The Israeli minister would be the first to visit Turkey since it recalled its ambassador to Israel in 2018. Among the reasons: Turkey harbors Hamas terrorists; Erdogan’s AKP Party has compared Israel to Nazi Germany; and it condemns Israel’s “occupation” of the West Bank and treatment of the Palestinians, despite its own illegal occupations of northern Cyprus and northern Syria and persecution of the Kurds.
However, Erdogan and other senior Turkish officials have made public overtures toward Israel in the past year, and inviting Steinitz to the conference is another step in that vein.
Ankara likely chose Steinitz to invite over other ministers because of gas issues in the eastern Mediterranean, which includes Israel aligning itself with Greece and Cyprus seeking to build a pipeline from Israel to Europe. Israel is also a founding member of the EastMed Gas Forum, which includes Egypt, France, Italy, Jordan and the Palestinian Authority, along with Greece and Cyprus, but not Turkey.

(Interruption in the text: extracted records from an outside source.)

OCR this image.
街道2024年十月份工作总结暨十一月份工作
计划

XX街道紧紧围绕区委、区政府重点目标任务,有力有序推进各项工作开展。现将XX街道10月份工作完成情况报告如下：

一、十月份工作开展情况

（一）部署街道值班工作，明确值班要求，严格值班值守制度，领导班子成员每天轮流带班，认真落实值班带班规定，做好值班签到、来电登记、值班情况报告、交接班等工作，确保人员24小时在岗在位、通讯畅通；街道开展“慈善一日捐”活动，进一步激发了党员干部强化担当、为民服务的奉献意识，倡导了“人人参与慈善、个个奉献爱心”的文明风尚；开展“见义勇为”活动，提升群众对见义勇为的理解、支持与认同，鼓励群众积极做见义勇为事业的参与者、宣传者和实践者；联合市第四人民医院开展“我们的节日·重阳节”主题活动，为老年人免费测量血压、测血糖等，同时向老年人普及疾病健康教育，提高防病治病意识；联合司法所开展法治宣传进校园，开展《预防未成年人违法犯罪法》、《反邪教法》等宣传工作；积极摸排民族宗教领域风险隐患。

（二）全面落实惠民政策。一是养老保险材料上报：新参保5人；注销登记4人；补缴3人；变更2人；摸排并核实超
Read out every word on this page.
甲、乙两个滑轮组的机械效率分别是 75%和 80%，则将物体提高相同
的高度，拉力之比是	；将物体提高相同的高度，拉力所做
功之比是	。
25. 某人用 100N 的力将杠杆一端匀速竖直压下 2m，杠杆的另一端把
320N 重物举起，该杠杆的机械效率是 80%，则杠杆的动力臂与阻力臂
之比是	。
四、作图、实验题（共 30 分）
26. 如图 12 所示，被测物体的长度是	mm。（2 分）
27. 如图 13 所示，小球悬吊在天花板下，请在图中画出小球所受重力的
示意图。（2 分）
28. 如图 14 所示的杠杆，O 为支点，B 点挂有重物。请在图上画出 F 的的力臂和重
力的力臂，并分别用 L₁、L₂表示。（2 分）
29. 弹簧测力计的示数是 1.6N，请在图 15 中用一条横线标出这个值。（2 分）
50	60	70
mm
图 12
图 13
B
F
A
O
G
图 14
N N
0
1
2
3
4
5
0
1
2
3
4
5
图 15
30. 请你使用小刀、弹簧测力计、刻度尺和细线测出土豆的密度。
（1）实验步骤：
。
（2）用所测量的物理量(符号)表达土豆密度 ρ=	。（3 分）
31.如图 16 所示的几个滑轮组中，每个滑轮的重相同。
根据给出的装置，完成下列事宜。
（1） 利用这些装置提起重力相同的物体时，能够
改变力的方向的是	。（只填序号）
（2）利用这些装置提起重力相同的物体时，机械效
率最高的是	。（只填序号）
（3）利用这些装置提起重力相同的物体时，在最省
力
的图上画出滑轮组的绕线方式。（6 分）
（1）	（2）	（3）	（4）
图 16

Prime Minister Benjamin Netanyahu said last month at an election campaign event that Israel is “in talks with Turkey” about natural gas, but the Prime Minister’s Office declined to further elaborate on his comments.
Turkey invited senior politicians from around the world to the two-day conference in Antalya, as well as academics, media figures, entrepreneurs and intellectuals.
Cavusoglu said Turkey’s government would reevaluate the state of its relations with Israel if a new Israeli government changes its policies, the state-run Anadolu Agency reported on Tuesday.
The Turkish foreign minister denied reports that he chose an envoy to Israel: “If we were to appoint an ambassador to Israel, we would say that openly,” he said. “We have made no such decision.”